Hierarchical Forecasting at Scale
Olivier Sprangers, Wander Wadman, Sebastian Schelter, Maarten de Rijke
TL;DR
The paper tackles the scalability challenge of hierarchical forecasting when millions of time series are involved. It introduces a sparse hierarchical loss (HL) that directly enforces cross-sectional and temporal coherency within a single bottom-level forecast model, removing the need for costly post-hoc reconciliation. The approach achieves quadratic scaling in the hierarchy and demonstrates substantial performance and efficiency gains on both public (M5) and production (bol) datasets, outperforming reconciliation-based methods and improving product-level forecasts. Practically, HL enables end-to-end, coherently aggregated forecasts at scale, reducing deployment complexity and prediction-time cost, with future work aimed at probabilistic extensions and robustness to hierarchy misspecification.
Abstract
Existing hierarchical forecasting techniques scale poorly when the number of time series increases. We propose to learn a coherent forecast for millions of time series with a single bottom-level forecast model by using a sparse loss function that directly optimizes the hierarchical product and/or temporal structure. The benefit of our sparse hierarchical loss function is that it provides practitioners a method of producing bottom-level forecasts that are coherent to any chosen cross-sectional or temporal hierarchy. In addition, removing the need for a post-processing step as required in traditional hierarchical forecasting techniques reduces the computational cost of the prediction phase in the forecasting pipeline. On the public M5 dataset, our sparse hierarchical loss function performs up to 10% (RMSE) better compared to the baseline loss function.
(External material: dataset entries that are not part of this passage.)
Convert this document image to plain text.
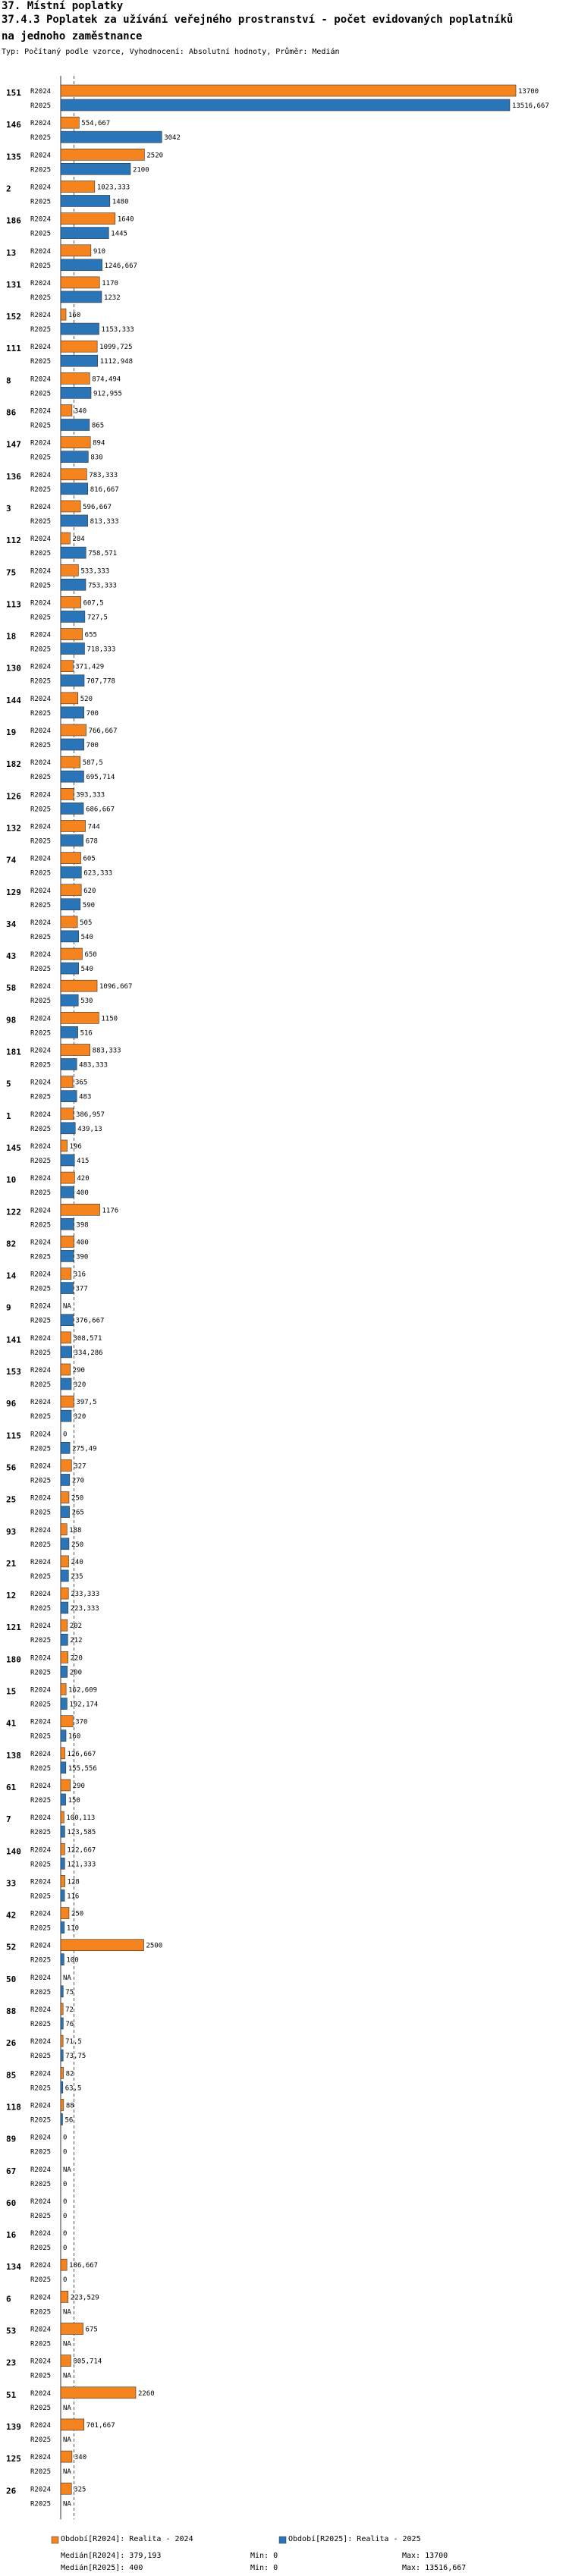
37. Místní poplatky
37.4.3 Poplatek za užívání veřejného prostranství - počet evidovaných poplatníků
na jednoho zaměstnance
Typ: Počítaný podle vzorce, Vyhodnocení: Absolutní hodnoty, Průměr: Medián
151 R2024	13700
R2025	13516,667
146 R2024	554,667
R2025	3042
135 R2024	2520
R2025	2100
2	R2024	1023,333
R2025	1480
186 R2024	1640
R2025	1445
13 R2024	910
R2025	1246,667
131 R2024	1170
R2025	1232
152 R2024	160
R2025	1153,333
111 R2024	1099,725
R2025	1112,948
8	R2024	874,494
R2025	912,955
86 R2024	340
R2025	865
147 R2024	894
R2025	830
136 R2024	783,333
R2025	816,667
3	R2024	596,667
R2025	813,333
112 R2024	284
R2025	758,571
75 R2024	533,333
R2025	753,333
113 R2024	607,5
R2025	727,5
18 R2024	655
R2025	718,333
130 R2024	371,429
R2025	707,778
144 R2024	520
R2025	700
19 R2024	766,667
R2025	700
182 R2024	587,5
R2025	695,714
126 R2024	393,333
R2025	686,667
132 R2024	744
R2025	678
74 R2024	605
R2025	623,333
129 R2024	620
R2025	590
34 R2024	505
R2025	540
43 R2024	650
R2025	540
58 R2024	1096,667
R2025	530
98 R2024	1150
R2025	516
181 R2024	883,333
R2025	483,333
5	R2024	365
R2025	483
1	R2024	386,957
R2025	439,13
145 R2024	196
R2025	415
10 R2024	420
R2025	400
122 R2024	1176
R2025	398
82 R2024	400
R2025	390
14 R2024	316
R2025	377
9	R2024 NA
R2025	376,667
141 R2024	308,571
R2025	334,286
153 R2024	290
R2025	320
96 R2024	397,5
R2025	320
115 R2024 0
R2025	275,49
56 R2024	327
R2025	270
25 R2024	250
R2025	265
93 R2024	188
R2025	250
21 R2024	240
R2025	235
12 R2024	233,333
R2025	223,333
121 R2024	202
R2025	212
180 R2024	220
R2025	200
15 R2024	162,609
R2025	192,174
41 R2024	370
R2025	160
138 R2024 126,667
R2025	155,556
61 R2024	290
R2025 150
7	R2024 100,113
R2025 123,585
140 R2024 122,667
R2025 121,333
33 R2024 128
R2025 116
42 R2024	250
R2025 110
52 R2024	2500
R2025 100
50 R2024 NA
R2025 75
88 R2024 72
R2025 76
26 R2024 71,5
R2025 73,75
85 R2024 82
R2025 63,5
118 R2024 88
R2025 56
89 R2024 0
R2025 0
67 R2024 NA
R2025 0
60 R2024 0
R2025 0
16 R2024 0
R2025 0
134 R2024	186,667
R2025 0
6	R2024	223,529
R2025 NA
53 R2024	675
R2025 NA
23 R2024	305,714
R2025 NA
51 R2024	2260
R2025 NA
139 R2024	701,667
R2025 NA
125 R2024	340
R2025 NA
26 R2024	325
R2025 NA
Období[R2024]: Realita - 2024	Období[R2025]: Realita - 2025
Medián[R2024]: 379,193	Min: 0	Max: 13700
Medián[R2025]: 400	Min: 0	Max: 13516,667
We implement our sparse hierarchical loss function within an existing forecasting model at bol, a large European e-commerce platform, resulting in an improved forecasting performance of 2% at the product level. Finally, we found an increase in forecasting performance of about 5-10% when evaluating the forecasting performance across the cross-sectional hierarchies that we defined. These results demonstrate the usefulness of our sparse hierarchical loss applied to a production forecasting system at a major e-commerce platform.